Gramsci ha approfondito il ruolo che il sistema educativo svolge nel processo di raggiungimento del dominio per consenso, o egemonia culturale, nel suo saggio "Sull'educazione".
In "The Study of Philosophy", Gramsci ha discusso del ruolo del "buon senso" - idee dominanti sulla società e sul nostro posto in essa - nel produrre l'egemonia culturale. Ad esempio, l'idea di "tirarsi su dai bootstrap", l'idea che si possa avere successo economicamente se ci si impegna abbastanza, è una forma di "buon senso" che è fiorita sotto il capitalismo e che serve a giustificare il sistema . In altre parole, se uno crede che tutto ciò che serve per avere successo sia un duro lavoro e dedizione, ne consegue che il sistema di capitalismo e la struttura sociale che è organizzata attorno ad esso è giusto e valido. Ne consegue anche che coloro che sono riusciti economicamente hanno guadagnato la loro ricchezza in modo giusto ed equo e che coloro che lottano economicamente, a loro volta, meritano il loro stato impoverito.
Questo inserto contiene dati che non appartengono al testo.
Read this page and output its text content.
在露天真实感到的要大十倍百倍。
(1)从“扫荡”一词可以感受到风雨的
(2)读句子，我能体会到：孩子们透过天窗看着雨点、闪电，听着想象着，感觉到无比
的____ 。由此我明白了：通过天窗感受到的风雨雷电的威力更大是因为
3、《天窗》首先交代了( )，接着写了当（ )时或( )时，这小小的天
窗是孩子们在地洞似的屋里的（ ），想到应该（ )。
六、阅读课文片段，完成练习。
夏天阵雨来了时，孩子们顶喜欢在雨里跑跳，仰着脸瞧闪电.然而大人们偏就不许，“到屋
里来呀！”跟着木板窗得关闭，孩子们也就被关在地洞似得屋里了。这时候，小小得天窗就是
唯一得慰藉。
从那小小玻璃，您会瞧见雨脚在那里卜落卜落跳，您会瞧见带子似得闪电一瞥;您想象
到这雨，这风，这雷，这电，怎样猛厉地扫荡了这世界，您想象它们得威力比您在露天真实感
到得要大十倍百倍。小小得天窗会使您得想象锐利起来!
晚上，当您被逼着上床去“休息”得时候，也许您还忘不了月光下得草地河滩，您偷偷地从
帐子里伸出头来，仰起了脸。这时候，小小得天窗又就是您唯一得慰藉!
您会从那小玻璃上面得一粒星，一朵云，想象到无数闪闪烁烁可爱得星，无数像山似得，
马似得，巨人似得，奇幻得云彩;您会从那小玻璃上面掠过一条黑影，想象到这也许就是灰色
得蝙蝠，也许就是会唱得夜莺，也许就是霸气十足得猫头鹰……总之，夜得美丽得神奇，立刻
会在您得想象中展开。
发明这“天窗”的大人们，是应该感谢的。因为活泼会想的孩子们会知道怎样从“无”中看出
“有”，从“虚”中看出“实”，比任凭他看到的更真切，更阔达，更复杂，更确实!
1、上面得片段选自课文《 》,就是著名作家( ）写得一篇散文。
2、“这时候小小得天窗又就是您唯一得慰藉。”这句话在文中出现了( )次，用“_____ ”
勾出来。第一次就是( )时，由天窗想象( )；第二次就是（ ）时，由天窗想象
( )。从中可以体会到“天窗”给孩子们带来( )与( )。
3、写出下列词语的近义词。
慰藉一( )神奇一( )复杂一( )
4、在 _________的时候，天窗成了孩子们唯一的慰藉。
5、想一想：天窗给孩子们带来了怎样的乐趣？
Questa forma di "buon senso" promuove la convinzione che il successo e la mobilità sociale sono strettamente responsabilità dell'individuo, e nel fare ciò oscura le disuguaglianze di classe, razziale e di genere che sono integrate nel sistema capitalista.
In breve, l'egemonia culturale o il nostro tacito accordo con il modo in cui le cose sono, è il risultato della socializzazione, delle nostre esperienze con le istituzioni sociali e della nostra esposizione a narrative e immagini culturali, che riflettono tutte le credenze e i valori della classe dominante.